Keep in mind that the Surrogate’s Court is always guided by the requirement that it determine the true intent and expression of the testator’s wishes — not always an easy task given that the testator is no longer with us to express these intentions on his or her own. A will is seen as the product of undue influence if it reflects the "desires of some person who controlled the testator’s thoughts or actions".
The problem here is that we are all influenced to one extent or another by the folks around us. To be undue, "the influence exerted must amount to mental coercion that led the testator to carry out the wishes of another instead of his or her own wishes because the testator was unable to refuse or too weak to resist.
Here is where it is easy to fall into a trap. The law does not "condemn all influence…but only that degree of influence that destroys the testators own judgment and free will." Where the testator is influenced by "affection, gratitude,family and personal relationships or ordinary advice and argument" the influence involved is not seen as undue".

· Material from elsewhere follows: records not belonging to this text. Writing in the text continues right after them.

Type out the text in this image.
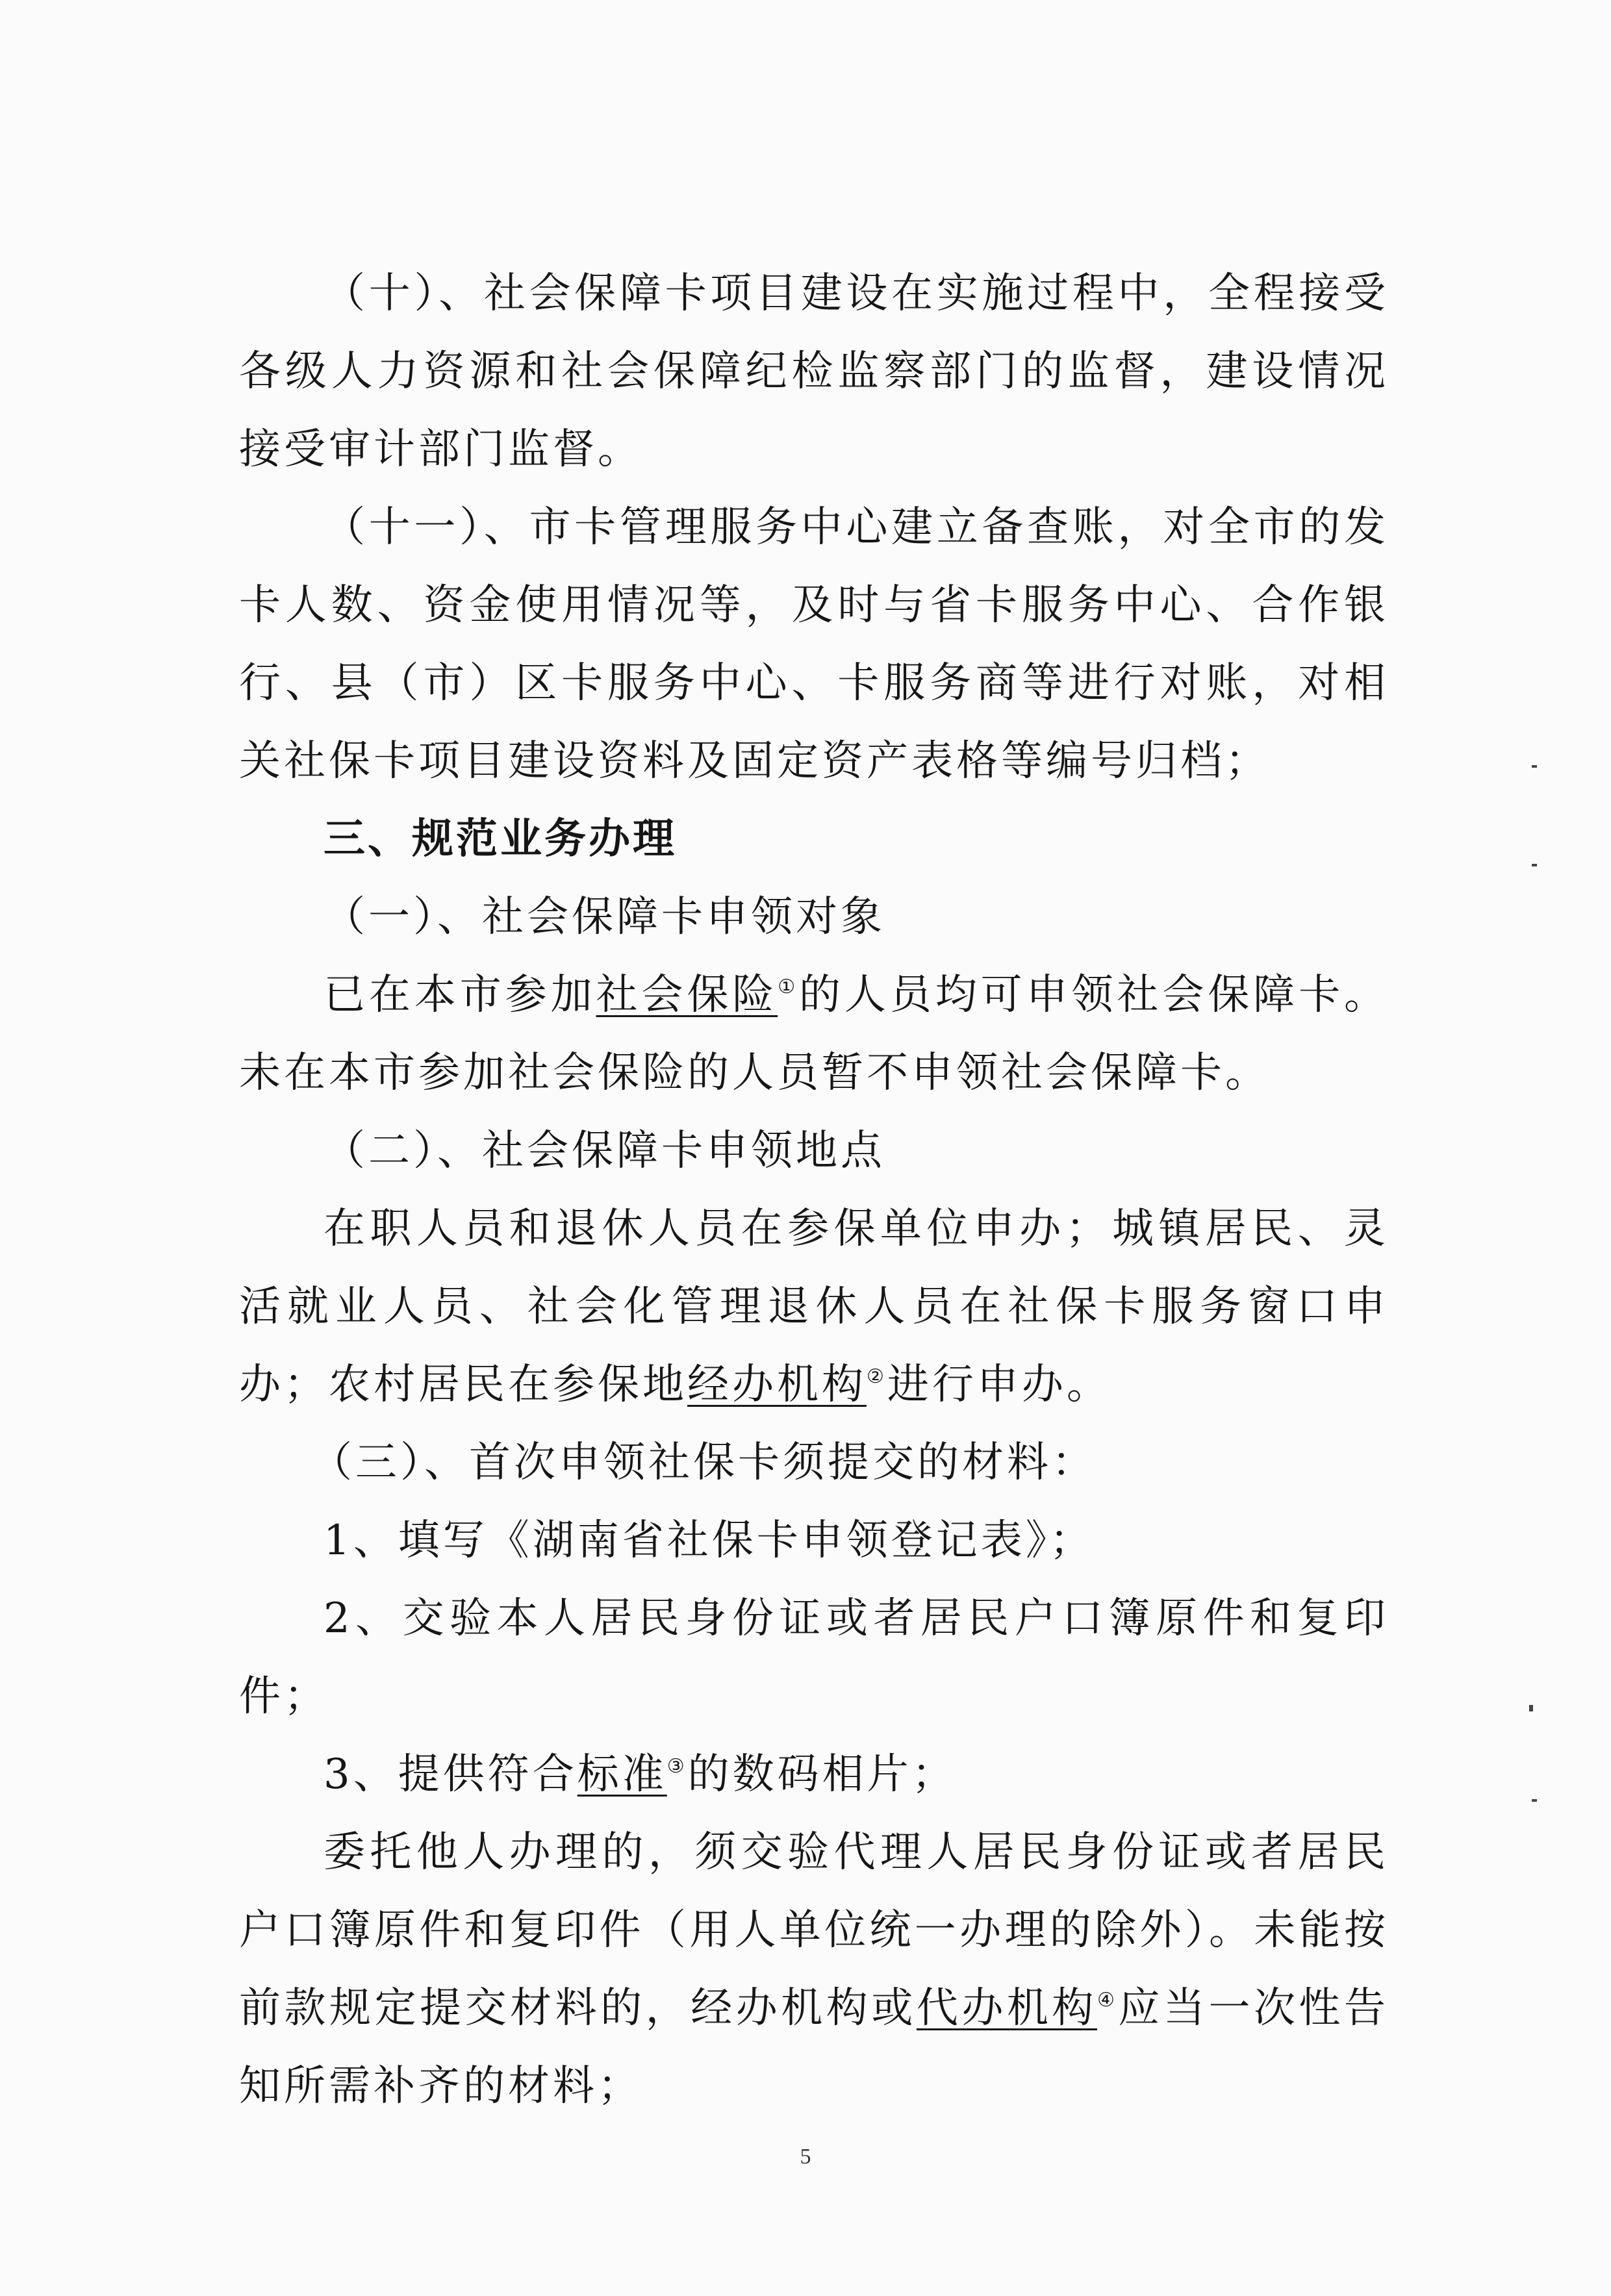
（十）、社会保障卡项目建设在实施过程中，全程接受各级人力资源和社会保障纪检监察部门的监督，建设情况接受审计部门监督。

（十一）、市卡管理服务中心建立备查账，对全市的发卡人数、资金使用情况等，及时与省卡服务中心、合作银行、县（市）区卡服务中心、卡服务商等进行对账，对相关社保卡项目建设资料及固定资产表格等编号归档；

三、规范业务办理

（一）、社会保障卡申领对象

已在本市参加社会保险①的人员均可申领社会保障卡。未在本市参加社会保险的人员暂不申领社会保障卡。

（二）、社会保障卡申领地点

在职人员和退休人员在参保单位申办；城镇居民、灵活就业人员、社会化管理退休人员在社保卡服务窗口申办；农村居民在参保地经办机构②进行申办。

（三）、首次申领社保卡须提交的材料：

1、填写《湖南省社保卡申领登记表》；

2、交验本人居民身份证或者居民户口簿原件和复印件；

3、提供符合标准③的数码相片；

委托他人办理的，须交验代理人居民身份证或者居民户口簿原件和复印件（用人单位统一办理的除外）。未能按前款规定提交材料的，经办机构或代办机构④应当一次性告知所需补齐的材料；

5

In deciding questions of undue influence, a jury is instructed to take all of the facts and circumstances surrounding the will into account.Important factors include the testator’s mental and physical condition, level of isolation from family and friends and whether or not he or she actually knew and understand the provisions of the will. Also important is whether or not the testator had the chance to obtain independent legal advice and what action might have been taken by the primary beneficiary to get the will executed.( To this end, where a lawyer is a beneficiary of a will which he or she has drafted, a presumption of undue influence exists).
When dad leaves his whole estate to his favorite son and leaves eight other kids who are long absent from his life out of his will, or when a huge bequest goes to a next door neighbor who, for twenty years, was always there for a game of cards or a trip to the supermarket or the doctor or to shovel the snow, undue influence is hard to find and hard to prove. Fact patterns involving family members and long-standing friendships may be contrasted with the classic relationship between the pretty, young home health aide and the eighty five year old millionaire whose kids live in distant cities and who cannot be present to monitor the flattery and cunning with the focused purpose of becoming their father’s sole heir and beneficiary.
Undue influence is generally the first accusation leveled by an objectant to a will at the beginning of a bitter will contest. Once one examines the full range of circumstances surrounding the situation, often the easiest thing to realize is how hard it is to prove.